For me, c-sections are incredible things. I'm fortunate to have had three successful surgeries, where I and my baby were both healthy. I thank my doctors for all that they did to support me.

There is nothing simple about any birth, and certainly not about c-section deliveries. It's the scariest feeling in the world walking into a surgical room, alone, without my husband, and sitting on the edge of the operating table, as they put a needle into my back for a spinal. It's terrifying as they lift up the drape to cover what they are cutting into on the other side of it. It's frightening when they put the oxygen mask over my face and I feel like I can't breathe for a moment, as the anesthesia hits me in my upper body. It's scary hearing that I may need to have full anesthesia. It's alarming to know that so many things could go wrong. It's difficult hearing the doctor say this is "major surgery." The word "major" signifying so many scary things to me.

So I'm proud of my way of delivering my babies. I don't feel cheated out of an experience. I had my own type of birthing experience. I'm proud that I survived these surgeries, that I survived the recovery period of 8 weeks of bleeding, barely walking, incision pain and care, medication, etc. I'm proud that I have a scar where I will forever know how my babies entered this world.

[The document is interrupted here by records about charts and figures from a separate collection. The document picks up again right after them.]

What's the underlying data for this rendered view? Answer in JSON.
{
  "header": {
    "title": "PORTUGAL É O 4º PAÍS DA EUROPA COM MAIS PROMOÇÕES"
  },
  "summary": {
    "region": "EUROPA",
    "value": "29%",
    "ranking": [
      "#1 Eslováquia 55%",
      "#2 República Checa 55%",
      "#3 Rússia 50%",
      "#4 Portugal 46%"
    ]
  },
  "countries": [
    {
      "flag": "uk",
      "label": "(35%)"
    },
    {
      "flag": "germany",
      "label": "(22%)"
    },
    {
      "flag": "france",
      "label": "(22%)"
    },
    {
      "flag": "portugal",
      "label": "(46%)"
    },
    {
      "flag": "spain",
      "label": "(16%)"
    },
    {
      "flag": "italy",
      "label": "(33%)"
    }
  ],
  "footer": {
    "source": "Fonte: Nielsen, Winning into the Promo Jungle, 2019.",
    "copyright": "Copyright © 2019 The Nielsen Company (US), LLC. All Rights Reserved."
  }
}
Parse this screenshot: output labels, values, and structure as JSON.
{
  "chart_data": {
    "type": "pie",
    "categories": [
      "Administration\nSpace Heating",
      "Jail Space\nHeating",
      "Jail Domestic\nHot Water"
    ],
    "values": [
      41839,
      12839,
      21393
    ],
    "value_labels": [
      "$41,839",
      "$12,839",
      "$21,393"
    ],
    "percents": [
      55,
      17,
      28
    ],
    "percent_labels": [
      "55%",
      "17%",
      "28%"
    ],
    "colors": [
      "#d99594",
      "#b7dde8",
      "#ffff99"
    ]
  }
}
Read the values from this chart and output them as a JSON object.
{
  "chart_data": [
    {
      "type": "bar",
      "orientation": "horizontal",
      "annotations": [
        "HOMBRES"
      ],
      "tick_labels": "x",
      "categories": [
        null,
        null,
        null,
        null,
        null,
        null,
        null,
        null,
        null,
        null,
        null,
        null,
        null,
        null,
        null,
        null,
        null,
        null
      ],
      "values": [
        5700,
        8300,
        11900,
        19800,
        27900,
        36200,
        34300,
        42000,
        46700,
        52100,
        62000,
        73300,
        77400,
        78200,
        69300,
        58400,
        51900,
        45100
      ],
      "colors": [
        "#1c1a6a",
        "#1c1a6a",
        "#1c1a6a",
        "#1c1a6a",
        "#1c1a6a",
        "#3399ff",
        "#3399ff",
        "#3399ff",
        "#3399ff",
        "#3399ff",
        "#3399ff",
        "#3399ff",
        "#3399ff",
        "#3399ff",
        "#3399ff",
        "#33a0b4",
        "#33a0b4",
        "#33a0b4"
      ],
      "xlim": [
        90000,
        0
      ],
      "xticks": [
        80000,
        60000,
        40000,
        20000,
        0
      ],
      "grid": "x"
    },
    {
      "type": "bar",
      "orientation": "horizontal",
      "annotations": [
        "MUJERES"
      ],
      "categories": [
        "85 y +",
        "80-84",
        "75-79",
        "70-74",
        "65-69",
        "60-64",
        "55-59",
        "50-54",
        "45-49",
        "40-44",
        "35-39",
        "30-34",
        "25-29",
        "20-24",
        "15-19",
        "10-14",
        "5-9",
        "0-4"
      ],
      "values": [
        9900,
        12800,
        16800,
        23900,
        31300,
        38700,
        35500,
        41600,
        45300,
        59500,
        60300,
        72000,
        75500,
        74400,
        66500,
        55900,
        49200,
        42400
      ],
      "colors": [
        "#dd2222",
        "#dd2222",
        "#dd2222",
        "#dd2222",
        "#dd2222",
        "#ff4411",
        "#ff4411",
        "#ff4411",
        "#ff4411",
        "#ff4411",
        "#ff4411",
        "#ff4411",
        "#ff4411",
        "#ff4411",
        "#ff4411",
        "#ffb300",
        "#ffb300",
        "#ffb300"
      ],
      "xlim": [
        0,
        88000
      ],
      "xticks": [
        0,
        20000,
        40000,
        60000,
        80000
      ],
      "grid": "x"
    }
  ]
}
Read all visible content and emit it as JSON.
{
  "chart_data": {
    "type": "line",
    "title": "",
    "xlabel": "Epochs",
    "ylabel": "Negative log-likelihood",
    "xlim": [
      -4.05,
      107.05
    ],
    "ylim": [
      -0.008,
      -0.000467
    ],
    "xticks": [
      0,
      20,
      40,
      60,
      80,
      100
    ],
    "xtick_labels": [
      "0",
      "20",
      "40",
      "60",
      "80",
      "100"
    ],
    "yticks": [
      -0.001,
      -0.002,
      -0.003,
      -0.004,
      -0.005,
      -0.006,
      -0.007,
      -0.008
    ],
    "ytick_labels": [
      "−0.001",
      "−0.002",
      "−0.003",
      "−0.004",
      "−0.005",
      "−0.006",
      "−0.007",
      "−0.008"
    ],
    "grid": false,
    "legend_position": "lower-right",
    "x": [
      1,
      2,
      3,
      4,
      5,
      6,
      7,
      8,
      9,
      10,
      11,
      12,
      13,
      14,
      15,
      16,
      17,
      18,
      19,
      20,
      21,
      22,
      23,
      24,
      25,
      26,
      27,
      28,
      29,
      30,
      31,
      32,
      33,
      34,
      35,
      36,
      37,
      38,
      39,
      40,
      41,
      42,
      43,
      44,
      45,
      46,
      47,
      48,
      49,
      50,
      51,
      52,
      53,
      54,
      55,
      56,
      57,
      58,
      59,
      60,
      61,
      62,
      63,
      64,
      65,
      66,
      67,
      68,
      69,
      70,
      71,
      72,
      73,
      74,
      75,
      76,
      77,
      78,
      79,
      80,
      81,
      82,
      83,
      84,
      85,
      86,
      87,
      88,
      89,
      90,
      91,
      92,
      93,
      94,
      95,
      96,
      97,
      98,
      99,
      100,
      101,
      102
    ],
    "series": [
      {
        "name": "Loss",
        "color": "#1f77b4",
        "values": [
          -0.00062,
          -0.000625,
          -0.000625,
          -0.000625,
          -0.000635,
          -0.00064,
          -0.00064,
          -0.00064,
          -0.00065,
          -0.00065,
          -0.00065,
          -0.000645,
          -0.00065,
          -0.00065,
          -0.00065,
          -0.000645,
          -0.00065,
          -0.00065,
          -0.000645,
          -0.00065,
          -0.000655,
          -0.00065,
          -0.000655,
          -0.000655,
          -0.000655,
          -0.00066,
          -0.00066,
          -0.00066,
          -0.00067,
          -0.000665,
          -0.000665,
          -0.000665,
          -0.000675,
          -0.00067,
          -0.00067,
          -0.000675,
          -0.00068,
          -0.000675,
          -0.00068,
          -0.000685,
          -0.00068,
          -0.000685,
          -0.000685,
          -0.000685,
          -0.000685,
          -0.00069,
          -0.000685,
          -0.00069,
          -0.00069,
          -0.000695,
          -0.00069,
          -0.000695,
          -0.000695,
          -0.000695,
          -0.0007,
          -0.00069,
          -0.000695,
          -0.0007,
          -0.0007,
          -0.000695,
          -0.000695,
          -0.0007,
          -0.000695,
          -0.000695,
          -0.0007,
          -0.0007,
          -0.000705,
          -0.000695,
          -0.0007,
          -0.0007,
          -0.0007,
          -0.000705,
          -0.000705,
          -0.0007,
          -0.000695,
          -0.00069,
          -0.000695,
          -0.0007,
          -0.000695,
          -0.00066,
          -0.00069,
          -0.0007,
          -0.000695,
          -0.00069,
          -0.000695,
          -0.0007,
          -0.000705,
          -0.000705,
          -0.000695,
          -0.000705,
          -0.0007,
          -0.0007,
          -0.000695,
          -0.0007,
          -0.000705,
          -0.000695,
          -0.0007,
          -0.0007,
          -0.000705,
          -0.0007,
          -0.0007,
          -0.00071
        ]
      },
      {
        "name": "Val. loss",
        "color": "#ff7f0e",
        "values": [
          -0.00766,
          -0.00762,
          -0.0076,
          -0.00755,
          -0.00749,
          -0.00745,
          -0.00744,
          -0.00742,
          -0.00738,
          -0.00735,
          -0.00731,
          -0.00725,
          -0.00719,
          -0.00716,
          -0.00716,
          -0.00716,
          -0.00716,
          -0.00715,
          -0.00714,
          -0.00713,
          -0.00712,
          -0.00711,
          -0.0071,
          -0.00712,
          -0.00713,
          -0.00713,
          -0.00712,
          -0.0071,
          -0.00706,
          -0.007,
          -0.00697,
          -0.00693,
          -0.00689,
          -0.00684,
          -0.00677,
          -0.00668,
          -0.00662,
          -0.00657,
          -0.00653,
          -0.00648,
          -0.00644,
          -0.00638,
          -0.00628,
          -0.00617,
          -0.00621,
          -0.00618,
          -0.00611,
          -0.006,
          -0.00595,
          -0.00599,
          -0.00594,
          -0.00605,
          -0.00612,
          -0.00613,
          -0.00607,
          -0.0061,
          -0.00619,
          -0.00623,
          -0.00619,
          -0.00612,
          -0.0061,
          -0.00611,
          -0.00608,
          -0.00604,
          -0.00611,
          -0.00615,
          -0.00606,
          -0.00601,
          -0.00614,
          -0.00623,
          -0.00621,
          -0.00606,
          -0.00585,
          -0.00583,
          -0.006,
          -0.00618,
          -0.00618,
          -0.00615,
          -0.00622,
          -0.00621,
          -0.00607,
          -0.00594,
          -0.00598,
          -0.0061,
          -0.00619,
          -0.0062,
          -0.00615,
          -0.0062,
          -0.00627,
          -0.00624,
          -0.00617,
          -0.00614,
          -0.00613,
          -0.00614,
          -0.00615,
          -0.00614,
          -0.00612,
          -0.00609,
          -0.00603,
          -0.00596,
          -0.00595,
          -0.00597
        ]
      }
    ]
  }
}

So to you, mom who feels guilty or sad having a c-section, please stop to realize what you have gone through, what you did, how you helped your baby safely enter this world. You may not have had a choice in the matter. Probably it was not how you wanted to do it, not how you pictured things. But you did it. And your baby is here, or it will be, because of you, your body, your strength. There is nothing shameful about that.

Be proud, warrior of birth. Be proud.